The inventor of the cable, only known as _MG_ on Twitter, demonstrated the Apple USB Lightning cable dubbed as “OM.G Cable” at the Def Con hacking conference in Las Vegas over the weekend.
According to MG, the malicious cable is indistinguishable from a normal Lightning cable and works exactly like a legitimate Apple Lightning cable such as charging phones and syncing data.
I will be dropping #OMGCables over the next few days of defcon.
I will also have 5g bags of DemonSeed, if that’s your thing.
Details and update here: https://t.co/0vJf68nxMx
— _MG_ (@_MG_) August 9, 2019
“MG typed in the IP address of the fake cable on his own phone’s browser and was presented with a list of options, such as opening a terminal on my Mac. From here, a hacker can run all sorts of tools on the victim’s computer,” reports Motherboard.
The cable comes with a wireless implant that allows the hack to take place. Once plugged into your device, hackers can access the computer via a Wi-Fi hotspot it creates and wirelessly transmits malicious payloads, scripts, and commands on the victim’s computer.
It allows attackers to execute commands over Wi-Fi as if the victims are sitting in front of the system, issuing commands with a mouse and keyboard.
Further, hackers can control a computer connected to one of these cables from up to 300 feet away. The cables also include a “kill switch” to hide evidence of any suspicious activity or its existence. As a result, hacked computers and their users won’t be able to notice a difference until their device is completely taken over.

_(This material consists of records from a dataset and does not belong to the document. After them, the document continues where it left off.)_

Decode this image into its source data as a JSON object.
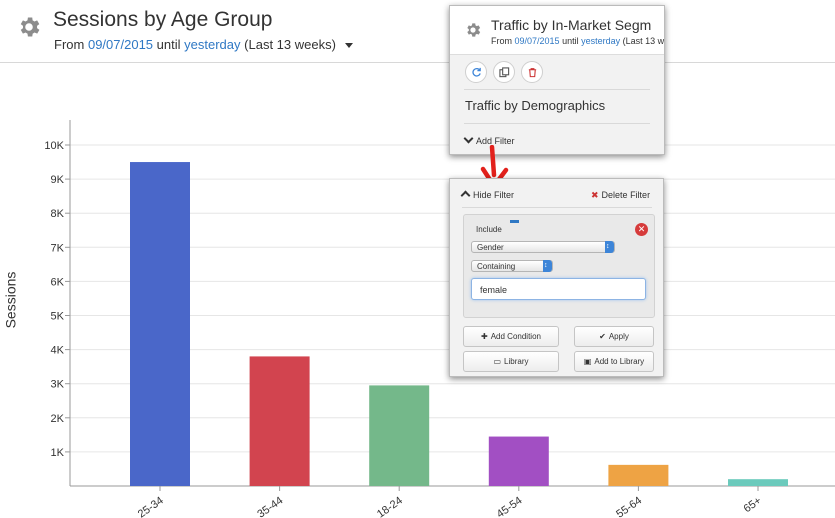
{
  "header": {
    "title": "Sessions by Age Group",
    "from_label": "From",
    "from_date": "09/07/2015",
    "until_label": "until",
    "until_date": "yesterday",
    "range_label": "(Last 13 weeks)"
  },
  "chart_data": {
    "type": "bar",
    "categories": [
      "25-34",
      "35-44",
      "18-24",
      "45-54",
      "55-64",
      "65+"
    ],
    "values": [
      9500,
      3800,
      2950,
      1450,
      620,
      200
    ],
    "colors": [
      "#4a67c9",
      "#d2444f",
      "#74b88a",
      "#a24fc3",
      "#eea344",
      "#6bcabc"
    ],
    "xlabel": "",
    "ylabel": "Sessions",
    "ylim": [
      0,
      10000
    ],
    "yticks": [
      {
        "v": 1000,
        "label": "1K"
      },
      {
        "v": 2000,
        "label": "2K"
      },
      {
        "v": 3000,
        "label": "3K"
      },
      {
        "v": 4000,
        "label": "4K"
      },
      {
        "v": 5000,
        "label": "5K"
      },
      {
        "v": 6000,
        "label": "6K"
      },
      {
        "v": 7000,
        "label": "7K"
      },
      {
        "v": 8000,
        "label": "8K"
      },
      {
        "v": 9000,
        "label": "9K"
      },
      {
        "v": 10000,
        "label": "10K"
      }
    ],
    "grid": true
  },
  "panel_top": {
    "title": "Traffic by In-Market Segm",
    "from_label": "From",
    "from_date": "09/07/2015",
    "until_label": "until",
    "until_date": "yesterday",
    "range_label": "(Last 13 w",
    "icons": [
      "refresh-icon",
      "copy-icon",
      "trash-icon"
    ],
    "section_label": "Traffic by Demographics",
    "add_filter_label": "Add Filter"
  },
  "panel_filter": {
    "hide_filter_label": "Hide Filter",
    "delete_filter_label": "Delete Filter",
    "include_label": "Include",
    "dimension_select": "Gender",
    "operator_select": "Containing",
    "value_input": "female",
    "add_condition_label": "Add Condition",
    "apply_label": "Apply",
    "library_label": "Library",
    "add_to_library_label": "Add to Library"
  }
}
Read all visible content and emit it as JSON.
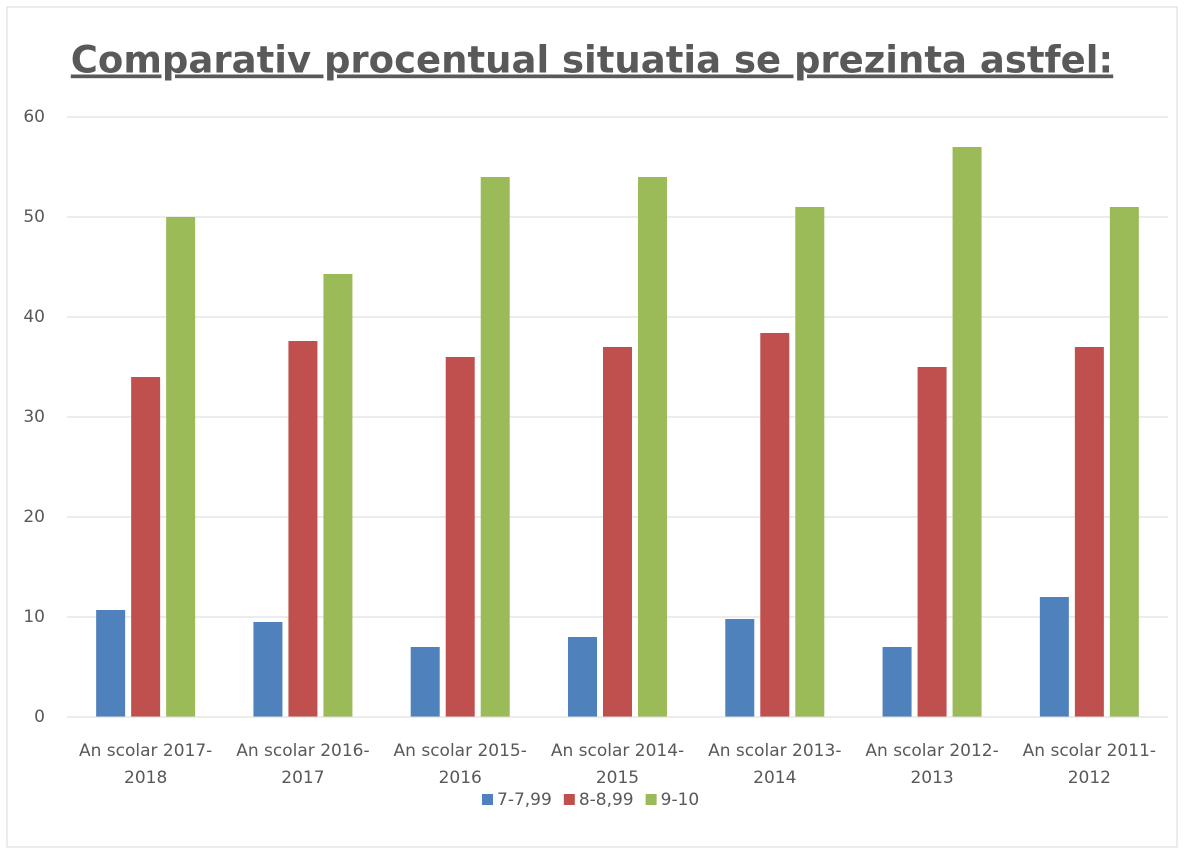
{
  "chart_data": {
    "type": "bar",
    "title": "Comparativ procentual situatia se prezinta astfel:",
    "categories": [
      "An scolar 2017-2018",
      "An scolar 2016-2017",
      "An scolar 2015-2016",
      "An scolar 2014-2015",
      "An scolar 2013-2014",
      "An scolar 2012-2013",
      "An scolar 2011-2012"
    ],
    "series": [
      {
        "name": "7-7,99",
        "color": "#4f81bd",
        "values": [
          10.7,
          9.5,
          7,
          8,
          9.8,
          7,
          12
        ]
      },
      {
        "name": "8-8,99",
        "color": "#c0504d",
        "values": [
          34,
          37.6,
          36,
          37,
          38.4,
          35,
          37
        ]
      },
      {
        "name": "9-10",
        "color": "#9bbb59",
        "values": [
          50,
          44.3,
          54,
          54,
          51,
          57,
          51
        ]
      }
    ],
    "ylim": [
      0,
      60
    ],
    "yticks": [
      0,
      10,
      20,
      30,
      40,
      50,
      60
    ],
    "grid": true,
    "legend": "bottom"
  }
}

“It looks like a legitimate cable and works just like one,” said MG, speaking to Motherboard. “Not even your computer will notice a difference – until I, as an attacker, wirelessly take control of the cable.”
MG who made the cables himself by modifying real Apple cables to include the implant now wants to get the cables produced as a legitimate security tool. He is teaming up with Hak5, a company that sells pentest devices, to build these cables right from scratch rather than from altered Apple cables.
MG is selling the OM.G cables to the Def Con customers for $200. “Apple cables are simply the most difficult to do this to, so if I can successfully implant one of these, then I can usually do it to other cables,” concluded MG.
In order to keep your devices safe from such tools, it is always a good idea to avoid buying cables from untrusted vendors and only use the cable received in your iPhone box.
Apple too recommends using only those accessories that Apple has certified, and that comes with the “Made for Apple” symbol.
“To identify counterfeit or uncertified cables and accessories, look carefully at the accessory’s packaging and at the accessory itself,” Apple explains.
“Certified third-party accessories have the MFi badge on their packaging.
“An Apple Lightning to USB cable has “Designed by Apple in California” and either “Assembled in China,” “Assembled in Vietnam,” or “Indústria Brasileira” on the cable about seven inches from the USB connector.
“You’ll see a 12-digit serial number at the end of this text.
“A certified, third-party Lightning to USB cable usually has company branding on the Lightning-connector end.”